Le coût de renoncement, toujours le coût de renoncement!


À l’émission Zone Économie récemment, le journaliste Nicolas Bérubé discutait de la question suivante :  doit-on écouter ses parents pour ce qui est de conseils financiers?


Avec une telle question, on a bien envie t’entendre la réponse qu’on soit parent ou enfant! 


Sa réplique est un bijou de diplomatie.  Mais sa réponse est surtout d’une pertinence implacable.


« N’oubliez jamais d’évaluer le coût de renoncement face à une proposition ».


Pour illustrer son propos, M. Bérubé cite le cas typique d’un parent qui est d’opinion que la demeure est le meilleur placement qui soit. 
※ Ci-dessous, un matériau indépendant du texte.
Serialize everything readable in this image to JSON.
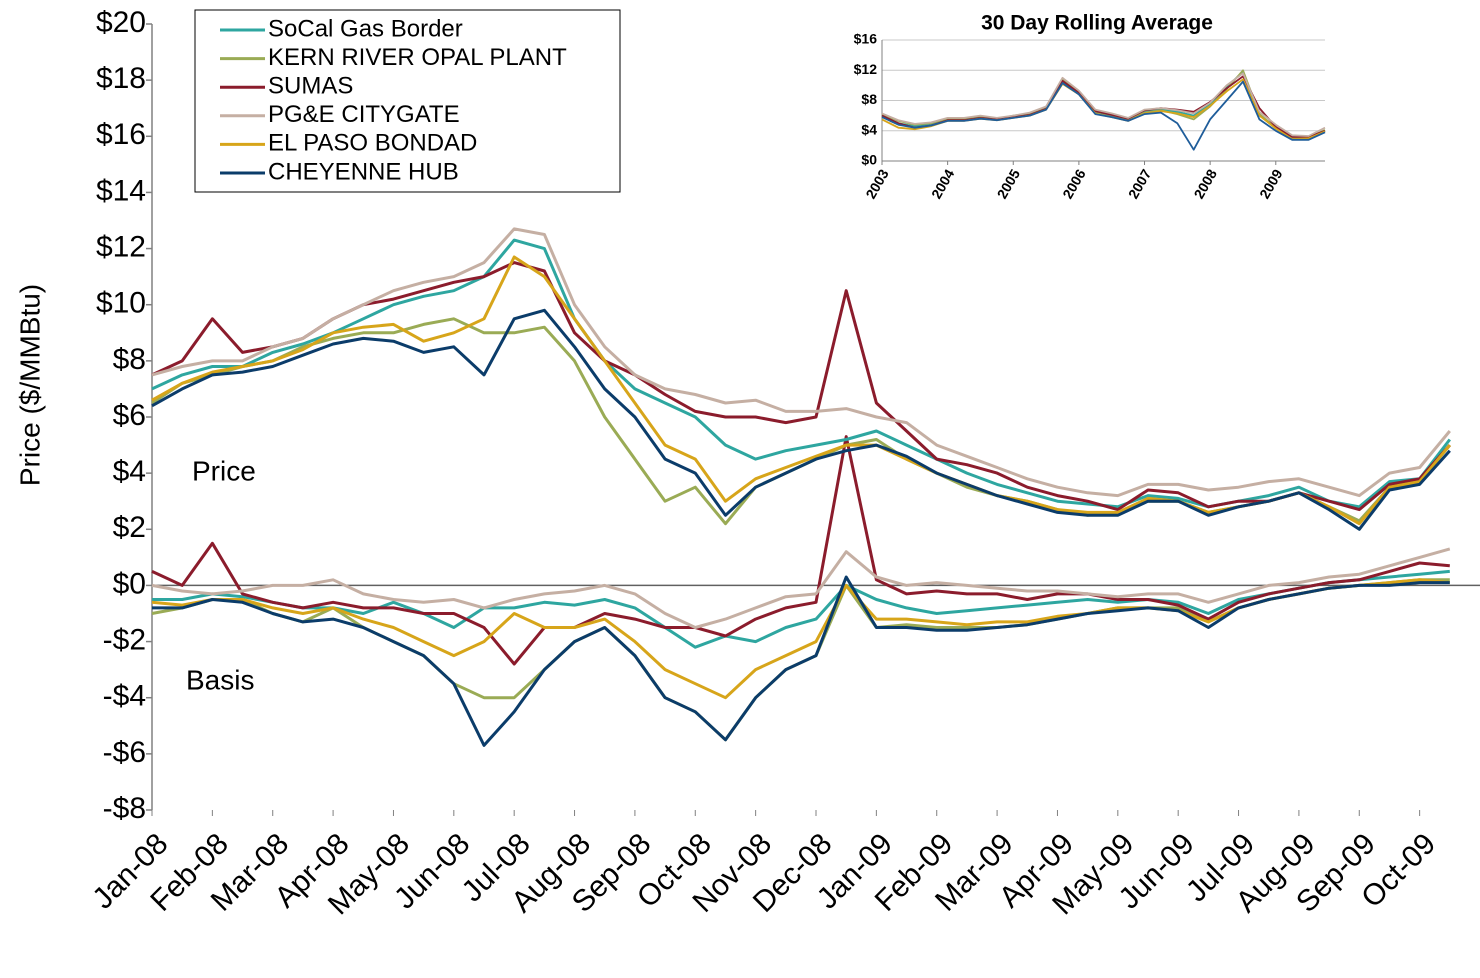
{
  "chart_data": [
    {
      "type": "line",
      "ylabel": "Price ($/MMBtu)",
      "annotations": [
        "Price",
        "Basis"
      ],
      "legend": "upper left",
      "grid": false,
      "categories": [
        "Jan-08",
        null,
        "Feb-08",
        null,
        "Mar-08",
        null,
        "Apr-08",
        null,
        "May-08",
        null,
        "Jun-08",
        null,
        "Jul-08",
        null,
        "Aug-08",
        null,
        "Sep-08",
        null,
        "Oct-08",
        null,
        "Nov-08",
        null,
        "Dec-08",
        null,
        "Jan-09",
        null,
        "Feb-09",
        null,
        "Mar-09",
        null,
        "Apr-09",
        null,
        "May-09",
        null,
        "Jun-09",
        null,
        "Jul-09",
        null,
        "Aug-09",
        null,
        "Sep-09",
        null,
        "Oct-09",
        null
      ],
      "ylim": [
        -8,
        20
      ],
      "yticks": [
        {
          "value": -8,
          "label": "-$8"
        },
        {
          "value": -6,
          "label": "-$6"
        },
        {
          "value": -4,
          "label": "-$4"
        },
        {
          "value": -2,
          "label": "-$2"
        },
        {
          "value": 0,
          "label": "$0"
        },
        {
          "value": 2,
          "label": "$2"
        },
        {
          "value": 4,
          "label": "$4"
        },
        {
          "value": 6,
          "label": "$6"
        },
        {
          "value": 8,
          "label": "$8"
        },
        {
          "value": 10,
          "label": "$10"
        },
        {
          "value": 12,
          "label": "$12"
        },
        {
          "value": 14,
          "label": "$14"
        },
        {
          "value": 16,
          "label": "$16"
        },
        {
          "value": 18,
          "label": "$18"
        },
        {
          "value": 20,
          "label": "$20"
        }
      ],
      "series": [
        {
          "name": "SoCal Gas Border",
          "color": "#2ea6a0",
          "values": [
            7,
            7.5,
            7.8,
            7.8,
            8.3,
            8.6,
            9,
            9.5,
            10,
            10.3,
            10.5,
            11,
            12.3,
            12,
            9.5,
            8,
            7,
            6.5,
            6,
            5,
            4.5,
            4.8,
            5,
            5.2,
            5.5,
            5,
            4.5,
            4,
            3.6,
            3.3,
            3,
            2.9,
            2.8,
            3.2,
            3.1,
            2.8,
            3,
            3.2,
            3.5,
            3,
            2.8,
            3.7,
            3.8,
            5.2
          ],
          "basis": [
            -0.5,
            -0.5,
            -0.3,
            -0.4,
            -0.6,
            -0.8,
            -0.8,
            -1,
            -0.6,
            -1,
            -1.5,
            -0.8,
            -0.8,
            -0.6,
            -0.7,
            -0.5,
            -0.8,
            -1.5,
            -2.2,
            -1.8,
            -2,
            -1.5,
            -1.2,
            0,
            -0.5,
            -0.8,
            -1,
            -0.9,
            -0.8,
            -0.7,
            -0.6,
            -0.5,
            -0.6,
            -0.5,
            -0.6,
            -1,
            -0.5,
            -0.3,
            -0.1,
            0.1,
            0.2,
            0.3,
            0.4,
            0.5
          ]
        },
        {
          "name": "KERN RIVER OPAL PLANT",
          "color": "#9aab55",
          "values": [
            6.5,
            7.2,
            7.5,
            7.8,
            8,
            8.5,
            8.8,
            9,
            9,
            9.3,
            9.5,
            9,
            9,
            9.2,
            8,
            6,
            4.5,
            3,
            3.5,
            2.2,
            3.5,
            4,
            4.5,
            5,
            5.2,
            4.5,
            4,
            3.5,
            3.2,
            3,
            2.7,
            2.5,
            2.6,
            3,
            3,
            2.6,
            2.8,
            3,
            3.3,
            2.8,
            2.3,
            3.5,
            3.7,
            5
          ],
          "basis": [
            -1,
            -0.8,
            -0.5,
            -0.5,
            -1,
            -1.3,
            -0.8,
            -1.5,
            -2,
            -2.5,
            -3.5,
            -4,
            -4,
            -3,
            -2,
            -1.5,
            -2.5,
            -4,
            -4.5,
            -5.5,
            -4,
            -3,
            -2.5,
            0,
            -1.5,
            -1.4,
            -1.5,
            -1.5,
            -1.5,
            -1.4,
            -1.2,
            -1,
            -0.8,
            -0.8,
            -0.8,
            -1.3,
            -0.8,
            -0.5,
            -0.3,
            -0.1,
            0,
            0.1,
            0.2,
            0.2
          ]
        },
        {
          "name": "SUMAS",
          "color": "#8b1c2c",
          "values": [
            7.5,
            8,
            9.5,
            8.3,
            8.5,
            8.8,
            9.5,
            10,
            10.2,
            10.5,
            10.8,
            11,
            11.5,
            11.2,
            9,
            8,
            7.5,
            6.8,
            6.2,
            6,
            6,
            5.8,
            6,
            10.5,
            6.5,
            5.5,
            4.5,
            4.3,
            4,
            3.5,
            3.2,
            3,
            2.7,
            3.4,
            3.3,
            2.8,
            3,
            3,
            3.3,
            3,
            2.7,
            3.6,
            3.8,
            5
          ],
          "basis": [
            0.5,
            0,
            1.5,
            -0.3,
            -0.6,
            -0.8,
            -0.6,
            -0.8,
            -0.8,
            -1,
            -1,
            -1.5,
            -2.8,
            -1.5,
            -1.5,
            -1,
            -1.2,
            -1.5,
            -1.5,
            -1.8,
            -1.2,
            -0.8,
            -0.6,
            5.3,
            0.2,
            -0.3,
            -0.2,
            -0.3,
            -0.3,
            -0.5,
            -0.3,
            -0.3,
            -0.5,
            -0.5,
            -0.7,
            -1.2,
            -0.6,
            -0.3,
            -0.1,
            0.1,
            0.2,
            0.5,
            0.8,
            0.7
          ]
        },
        {
          "name": "PG&E CITYGATE",
          "color": "#c5afa3",
          "values": [
            7.5,
            7.8,
            8,
            8,
            8.5,
            8.8,
            9.5,
            10,
            10.5,
            10.8,
            11,
            11.5,
            12.7,
            12.5,
            10,
            8.5,
            7.5,
            7,
            6.8,
            6.5,
            6.6,
            6.2,
            6.2,
            6.3,
            6,
            5.8,
            5,
            4.6,
            4.2,
            3.8,
            3.5,
            3.3,
            3.2,
            3.6,
            3.6,
            3.4,
            3.5,
            3.7,
            3.8,
            3.5,
            3.2,
            4,
            4.2,
            5.5
          ],
          "basis": [
            0,
            -0.2,
            -0.3,
            -0.2,
            0,
            0,
            0.2,
            -0.3,
            -0.5,
            -0.6,
            -0.5,
            -0.8,
            -0.5,
            -0.3,
            -0.2,
            0,
            -0.3,
            -1,
            -1.5,
            -1.2,
            -0.8,
            -0.4,
            -0.3,
            1.2,
            0.3,
            0,
            0.1,
            0,
            -0.1,
            -0.2,
            -0.2,
            -0.3,
            -0.4,
            -0.3,
            -0.3,
            -0.6,
            -0.3,
            0,
            0.1,
            0.3,
            0.4,
            0.7,
            1,
            1.3
          ]
        },
        {
          "name": "EL PASO BONDAD",
          "color": "#d7a51a",
          "values": [
            6.6,
            7.2,
            7.6,
            7.8,
            8,
            8.4,
            9,
            9.2,
            9.3,
            8.7,
            9,
            9.5,
            11.7,
            11,
            9.5,
            8,
            6.5,
            5,
            4.5,
            3,
            3.8,
            4.2,
            4.6,
            5,
            5,
            4.5,
            4,
            3.6,
            3.2,
            3,
            2.7,
            2.6,
            2.6,
            3.1,
            3,
            2.6,
            2.8,
            3,
            3.3,
            2.8,
            2.2,
            3.5,
            3.7,
            5
          ],
          "basis": [
            -0.6,
            -0.7,
            -0.5,
            -0.5,
            -0.8,
            -1,
            -0.8,
            -1.2,
            -1.5,
            -2,
            -2.5,
            -2,
            -1,
            -1.5,
            -1.5,
            -1.2,
            -2,
            -3,
            -3.5,
            -4,
            -3,
            -2.5,
            -2,
            0,
            -1.2,
            -1.2,
            -1.3,
            -1.4,
            -1.3,
            -1.3,
            -1.1,
            -1,
            -0.8,
            -0.8,
            -0.9,
            -1.3,
            -0.8,
            -0.5,
            -0.3,
            -0.1,
            0,
            0.1,
            0.2,
            0.1
          ]
        },
        {
          "name": "CHEYENNE HUB",
          "color": "#0b3c6a",
          "values": [
            6.4,
            7,
            7.5,
            7.6,
            7.8,
            8.2,
            8.6,
            8.8,
            8.7,
            8.3,
            8.5,
            7.5,
            9.5,
            9.8,
            8.5,
            7,
            6,
            4.5,
            4,
            2.5,
            3.5,
            4,
            4.5,
            4.8,
            5,
            4.6,
            4,
            3.6,
            3.2,
            2.9,
            2.6,
            2.5,
            2.5,
            3,
            3,
            2.5,
            2.8,
            3,
            3.3,
            2.7,
            2,
            3.4,
            3.6,
            4.8
          ],
          "basis": [
            -0.8,
            -0.8,
            -0.5,
            -0.6,
            -1,
            -1.3,
            -1.2,
            -1.5,
            -2,
            -2.5,
            -3.5,
            -5.7,
            -4.5,
            -3,
            -2,
            -1.5,
            -2.5,
            -4,
            -4.5,
            -5.5,
            -4,
            -3,
            -2.5,
            0.3,
            -1.5,
            -1.5,
            -1.6,
            -1.6,
            -1.5,
            -1.4,
            -1.2,
            -1,
            -0.9,
            -0.8,
            -0.9,
            -1.5,
            -0.8,
            -0.5,
            -0.3,
            -0.1,
            0,
            0,
            0.1,
            0.1
          ]
        }
      ]
    },
    {
      "type": "line",
      "title": "30 Day Rolling Average",
      "grid": true,
      "x": [
        2003,
        2003.25,
        2003.5,
        2003.75,
        2004,
        2004.25,
        2004.5,
        2004.75,
        2005,
        2005.25,
        2005.5,
        2005.75,
        2006,
        2006.25,
        2006.5,
        2006.75,
        2007,
        2007.25,
        2007.5,
        2007.75,
        2008,
        2008.25,
        2008.5,
        2008.75,
        2009,
        2009.25,
        2009.5,
        2009.75
      ],
      "xlim": [
        2003,
        2009.75
      ],
      "xticks": [
        2003,
        2004,
        2005,
        2006,
        2007,
        2008,
        2009
      ],
      "ylim": [
        0,
        16
      ],
      "yticks": [
        {
          "value": 0,
          "label": "$0"
        },
        {
          "value": 4,
          "label": "$4"
        },
        {
          "value": 8,
          "label": "$8"
        },
        {
          "value": 12,
          "label": "$12"
        },
        {
          "value": 16,
          "label": "$16"
        }
      ],
      "series": [
        {
          "color": "#2ea6a0",
          "values": [
            6,
            5,
            4.6,
            4.9,
            5.5,
            5.5,
            5.8,
            5.6,
            5.9,
            6.2,
            7,
            10.5,
            9,
            6.5,
            6,
            5.5,
            6.5,
            6.8,
            6.5,
            6,
            7.5,
            9.8,
            11.8,
            6,
            4.5,
            3,
            3,
            4
          ]
        },
        {
          "color": "#9aab55",
          "values": [
            6.2,
            5.3,
            4.8,
            5,
            5.6,
            5.6,
            5.9,
            5.6,
            6,
            6.3,
            7.1,
            10.8,
            9.2,
            6.6,
            6.1,
            5.6,
            6.4,
            6.7,
            6.2,
            5.5,
            7.2,
            9.5,
            12,
            6.2,
            4.4,
            3,
            3.1,
            4.1
          ]
        },
        {
          "color": "#8b1c2c",
          "values": [
            6,
            5,
            4.4,
            4.7,
            5.4,
            5.4,
            5.7,
            5.5,
            5.8,
            6.1,
            6.9,
            10.6,
            9,
            6.6,
            6.1,
            5.6,
            6.7,
            7,
            6.8,
            6.5,
            7.8,
            9.6,
            11.2,
            7,
            4.5,
            3.2,
            3.2,
            4
          ]
        },
        {
          "color": "#c5afa3",
          "values": [
            6.3,
            5.4,
            4.9,
            5.1,
            5.7,
            5.7,
            6,
            5.7,
            6,
            6.4,
            7.2,
            11,
            9.3,
            6.8,
            6.3,
            5.7,
            6.8,
            7,
            6.7,
            6.3,
            7.7,
            10,
            11.6,
            6.5,
            4.8,
            3.4,
            3.3,
            4.4
          ]
        },
        {
          "color": "#d7a51a",
          "values": [
            5.5,
            4.4,
            4.2,
            4.6,
            5.3,
            5.3,
            5.6,
            5.4,
            5.7,
            6,
            6.8,
            10.2,
            8.8,
            6.3,
            5.8,
            5.3,
            6.3,
            6.6,
            6.3,
            5.8,
            7.3,
            9.2,
            10.8,
            6,
            4.3,
            2.9,
            3,
            3.9
          ]
        },
        {
          "color": "#1f5d9a",
          "values": [
            5.8,
            4.8,
            4.4,
            4.7,
            5.3,
            5.3,
            5.6,
            5.4,
            5.7,
            6,
            6.8,
            10.3,
            8.8,
            6.2,
            5.8,
            5.3,
            6.2,
            6.4,
            5,
            1.5,
            5.5,
            8,
            10.5,
            5.5,
            4,
            2.8,
            2.8,
            3.8
          ]
        }
      ]
    }
  ]
}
Conséquemment, les loyers qu’on devrait payer autrement et les économies régulières seront « maximisées » pour rembourser l’hypothèque le plus rapidement possible.


Tout d’abord, il suggère une « règle du pouce » pour amener maison et loyer sur même pied, soit un 5% du prix de la maison à titre de frais annuel pour prendre en compte l’entretien, les taxes et les autres frais qui auraient autrement inclus dans les loyers. 


Cette approche donne un peu plus de profondeur dans l’analyse loyer vs maison au-delà de l'équation: paiements pour hypothèques versus paiements des loyers.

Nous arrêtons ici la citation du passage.